Nomes consagrados do universo do samba aparecem com destaque nos créditos do DVD. O grande mestre do samba de roda da Bahia, Roque Ferreira, assina Corpo fechado com Telma Tavares e De maré e Preceito com Toninho Geraes. Mauro Duarte e Paulo César Pinheiro são autores de Jogo de Angola; enquanto Zé Di e Altay Veloso criaram Chamego de crioula e Firmamento, respectivamente.
Há ainda, o saudoso Sivuca (em parceria com Paulo César Pinheiro) em Mãe África; Marcelinho Moreira, Fred Camacho e Cassiano Andrade em Se é pra fazer, faz direito; Sérgio Santos e Paulo César Pinheiro (presença marcante) em Nagô; e Vovó Teresa (Jongo da Serrinha) em Vapor da Paraíba. No pot pourri em tributo aos pretos velhos, foram reunidas Ponto do vovô (domínio público), Candeeiro da vovó (Dona Ivone Lara e Délcio Carvalho), Pagode de Pai Joaquim (Dona Ivone Lara) e Cuidado vovó (Tio Hélio e Nilton Campolino). Nos extras há depoimentos de Dona Ivone Lara, Noca da Portela, Nilze Carvalho, Bruno Castro, Leandro Fregonesi e de integrantes do grupo DNA do Samba.
Com 27 anos, 11 de carreira, Renata Jambeiro iniciou a trajetória artística no teatro musical, sob a direção de Oswaldo Montenegro. Formada em artes cênicas pela Universidade de Brasília (UnB), ao longo da trajetória de 21 anos, tem desenvolvido interessantes projetos, o Mestiça (em homenagem a Clara Nunes), Meio século de samba, Fé, anjos e orixás. Desde junho ela vem promovendo Sambaluayê ; A festa da miscegenação, que ocorre quinzenalmente no Arena Futebol Clube.
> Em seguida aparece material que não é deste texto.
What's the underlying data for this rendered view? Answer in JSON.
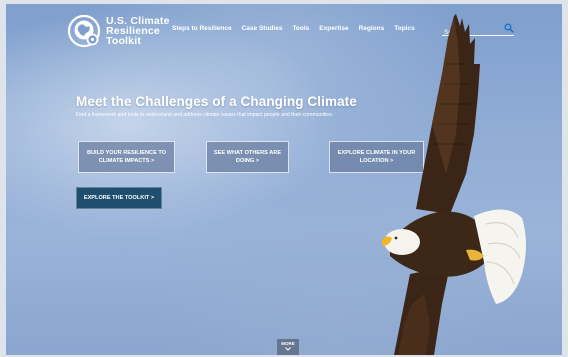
{
  "logo": {
    "line1": "U.S. Climate",
    "line2": "Resilience",
    "line3": "Toolkit"
  },
  "nav": {
    "items": [
      {
        "label": "Steps to Resilience"
      },
      {
        "label": "Case Studies"
      },
      {
        "label": "Tools"
      },
      {
        "label": "Expertise"
      },
      {
        "label": "Regions"
      },
      {
        "label": "Topics"
      }
    ]
  },
  "search": {
    "placeholder": "Search",
    "icon": "search-icon"
  },
  "hero": {
    "headline": "Meet the Challenges of a Changing Climate",
    "subline": "Find a framework and tools to understand and address climate issues that impact people and their communities.",
    "cta_buttons": [
      {
        "label": "BUILD YOUR RESILIENCE TO CLIMATE IMPACTS >"
      },
      {
        "label": "SEE WHAT OTHERS ARE DOING >"
      },
      {
        "label": "EXPLORE CLIMATE IN YOUR LOCATION >"
      }
    ],
    "explore_label": "EXPLORE THE TOOLKIT >"
  },
  "more": {
    "label": "MORE",
    "icon": "chevron-down-icon"
  },
  "colors": {
    "explore_button": "#1f4e6e",
    "sky": "#8fabd4",
    "text": "#ffffff"
  }
}
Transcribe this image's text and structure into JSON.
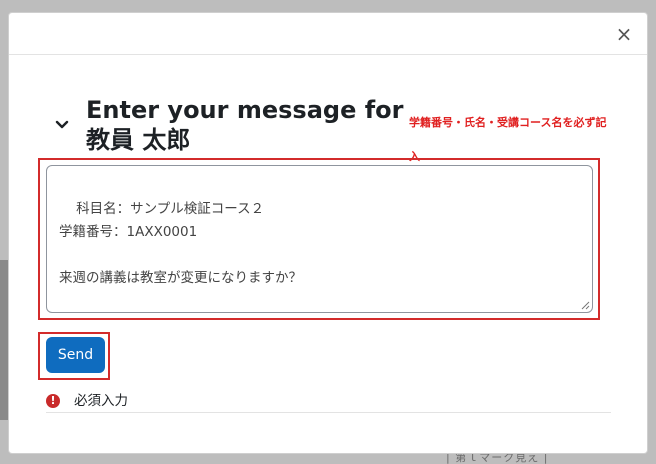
{
  "modal": {
    "close_label": "×",
    "heading": "Enter your message for 教員 太郎",
    "annotation": "学籍番号・氏名・受講コース名を必ず記入"
  },
  "message": {
    "text": "科目名：サンプル検証コース２\n学籍番号：1AXX0001\n\n来週の講義は教室が変更になりますか？"
  },
  "actions": {
    "send_label": "Send"
  },
  "form": {
    "required_icon": "!",
    "required_label": "必須入力"
  },
  "background": {
    "fragment_text": "| 第ｌマーク見え |"
  },
  "colors": {
    "primary": "#0f6cbf",
    "highlight_box": "#d32b2b",
    "annotation_text": "#e02020",
    "required_icon": "#c92a2a"
  }
}
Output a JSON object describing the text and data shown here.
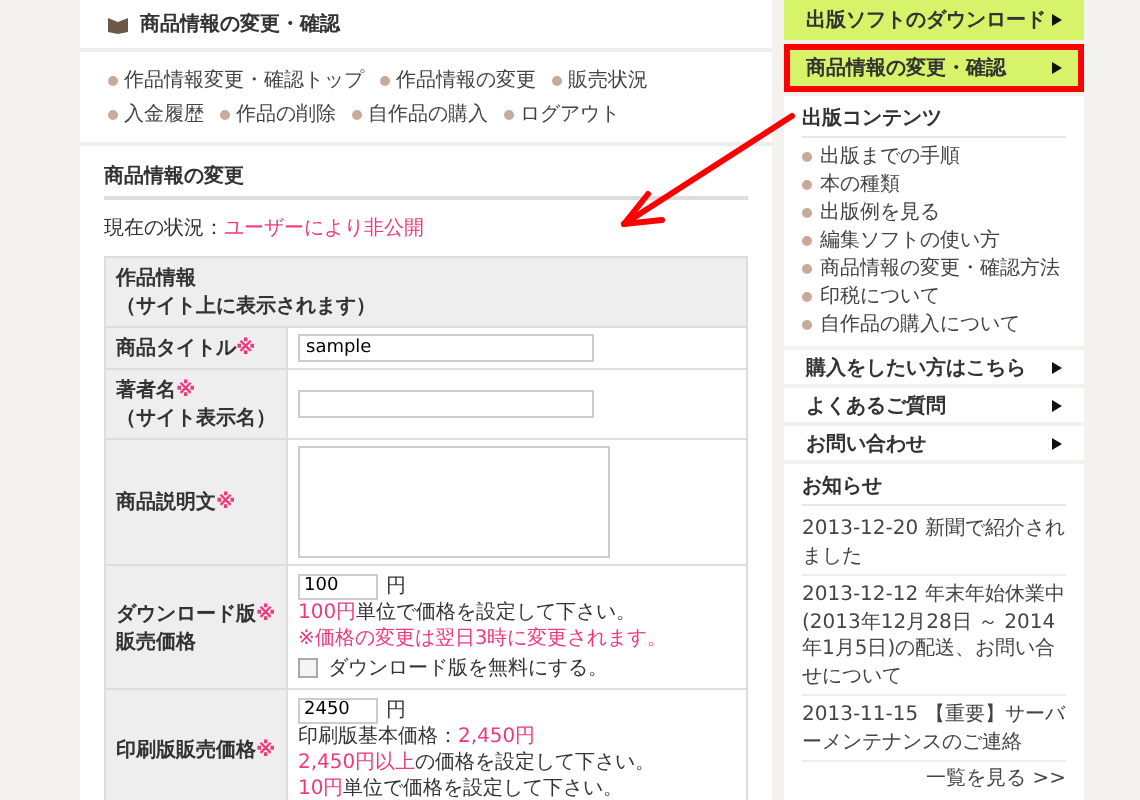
{
  "header": {
    "title": "商品情報の変更・確認"
  },
  "nav_links": [
    "作品情報変更・確認トップ",
    "作品情報の変更",
    "販売状況",
    "入金履歴",
    "作品の削除",
    "自作品の購入",
    "ログアウト"
  ],
  "section_title": "商品情報の変更",
  "status": {
    "label": "現在の状況：",
    "value": "ユーザーにより非公開"
  },
  "form": {
    "heading": [
      "作品情報",
      "（サイト上に表示されます）"
    ],
    "rows": [
      {
        "kind": "text",
        "label": "商品タイトル",
        "required_mark": "※",
        "value": "sample"
      },
      {
        "kind": "text",
        "label": "著者名",
        "required_mark": "※",
        "sublabel": "（サイト表示名）"
      },
      {
        "kind": "textarea",
        "label": "商品説明文",
        "required_mark": "※"
      },
      {
        "kind": "price",
        "label": "ダウンロード版",
        "required_mark": "※",
        "sublabel": "販売価格",
        "value": "100",
        "unit": "円",
        "notes": [
          [
            {
              "text": "100円",
              "highlight": true
            },
            {
              "text": "単位で価格を設定して下さい。",
              "highlight": false
            }
          ],
          [
            {
              "text": "※価格の変更は翌日3時に変更されます。",
              "highlight": true
            }
          ]
        ],
        "checkbox": {
          "label": "ダウンロード版を無料にする。",
          "checked": false
        }
      },
      {
        "kind": "price",
        "label": "印刷版販売価格",
        "required_mark": "※",
        "value": "2450",
        "unit": "円",
        "notes": [
          [
            {
              "text": "印刷版基本価格：",
              "highlight": false
            },
            {
              "text": "2,450円",
              "highlight": true
            }
          ],
          [
            {
              "text": "2,450円以上",
              "highlight": true
            },
            {
              "text": "の価格を設定して下さい。",
              "highlight": false
            }
          ],
          [
            {
              "text": "10円",
              "highlight": true
            },
            {
              "text": "単位で価格を設定して下さい。",
              "highlight": false
            }
          ]
        ]
      }
    ]
  },
  "sidebar": {
    "menu": [
      {
        "label": "出版ソフトのダウンロード",
        "highlighted": false
      },
      {
        "label": "商品情報の変更・確認",
        "highlighted": true
      }
    ],
    "contents": {
      "title": "出版コンテンツ",
      "items": [
        "出版までの手順",
        "本の種類",
        "出版例を見る",
        "編集ソフトの使い方",
        "商品情報の変更・確認方法",
        "印税について",
        "自作品の購入について"
      ]
    },
    "links": [
      "購入をしたい方はこちら",
      "よくあるご質問",
      "お問い合わせ"
    ],
    "news": {
      "title": "お知らせ",
      "items": [
        "2013-12-20 新聞で紹介されました",
        "2013-12-12 年末年始休業中(2013年12月28日 ～ 2014年1月5日)の配送、お問い合せについて",
        "2013-11-15 【重要】サーバーメンテナンスのご連絡"
      ],
      "more": "一覧を見る >>"
    }
  },
  "annotation": {
    "arrow": true
  }
}
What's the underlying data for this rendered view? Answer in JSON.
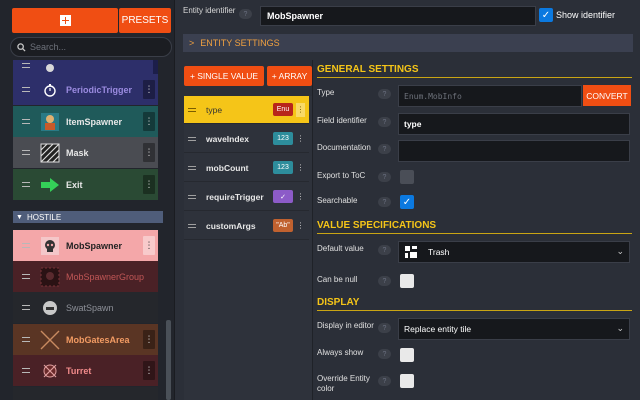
{
  "left": {
    "presets_label": "PRESETS",
    "search_placeholder": "Search...",
    "items": [
      {
        "label": "PeriodicTrigger",
        "bg": "#2d2f6a",
        "color": "#9b8be0"
      },
      {
        "label": "ItemSpawner",
        "bg": "#1f5a5a",
        "color": "#e8e8e8"
      },
      {
        "label": "Mask",
        "bg": "#4a4c52",
        "color": "#e8e8e8"
      },
      {
        "label": "Exit",
        "bg": "#2a4a34",
        "color": "#e8e8e8"
      }
    ],
    "group_label": "HOSTILE",
    "hostile_items": [
      {
        "label": "MobSpawner",
        "bg": "#f4a7a9",
        "color": "#222222"
      },
      {
        "label": "MobSpawnerGroup",
        "bg": "#4a2126",
        "color": "#c05656"
      },
      {
        "label": "SwatSpawn",
        "bg": "#25272c",
        "color": "#8d9098"
      },
      {
        "label": "MobGatesArea",
        "bg": "#5a3524",
        "color": "#f29b63"
      },
      {
        "label": "Turret",
        "bg": "#4a2126",
        "color": "#f28b8b"
      }
    ]
  },
  "top": {
    "entity_label": "Entity identifier",
    "entity_value": "MobSpawner",
    "show_identifier_label": "Show identifier",
    "section_label": "ENTITY SETTINGS"
  },
  "fields": {
    "single_value_label": "+ SINGLE VALUE",
    "array_label": "+ ARRAY",
    "items": [
      {
        "name": "type",
        "tag": "Enu",
        "tag_color": "#b8261b"
      },
      {
        "name": "waveIndex",
        "tag": "123",
        "tag_color": "#2d8d9c"
      },
      {
        "name": "mobCount",
        "tag": "123",
        "tag_color": "#2d8d9c"
      },
      {
        "name": "requireTrigger",
        "tag": "✓",
        "tag_color": "#8c5bc8"
      },
      {
        "name": "customArgs",
        "tag": "\"Ab\"",
        "tag_color": "#c0612f"
      }
    ]
  },
  "settings": {
    "general_title": "GENERAL SETTINGS",
    "type_label": "Type",
    "type_value": "Enum.MobInfo",
    "convert_label": "CONVERT",
    "field_id_label": "Field identifier",
    "field_id_value": "type",
    "documentation_label": "Documentation",
    "export_label": "Export to ToC",
    "searchable_label": "Searchable",
    "value_spec_title": "VALUE SPECIFICATIONS",
    "default_label": "Default value",
    "default_value": "Trash",
    "nullable_label": "Can be null",
    "display_title": "DISPLAY",
    "display_editor_label": "Display in editor",
    "display_editor_value": "Replace entity tile",
    "always_show_label": "Always show",
    "override_color_label": "Override Entity color"
  },
  "colors": {
    "accent": "#f04e13",
    "highlight": "#f5c518",
    "checkbox": "#0b79e0"
  }
}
O projeto, com a participação de artistas locais e de outras cidades, já teve como convidados os sambistas cariocas Noca da Portela e Moyseis, Sururu na Roda; o grupo brasiliense Mestre Zé do Pife e As Juvelinas; o dançarino de frevo Jorge Marino, o DJ Pezão. A próxima edição será amanhã e vai reunir as cantoras do coletivo Nós Negras e o grupo Pé de Cerrado, DJs do Criolina, além da Feirayê, na qual são expostos e comercializados discos, livros e outras obras de artistas candango.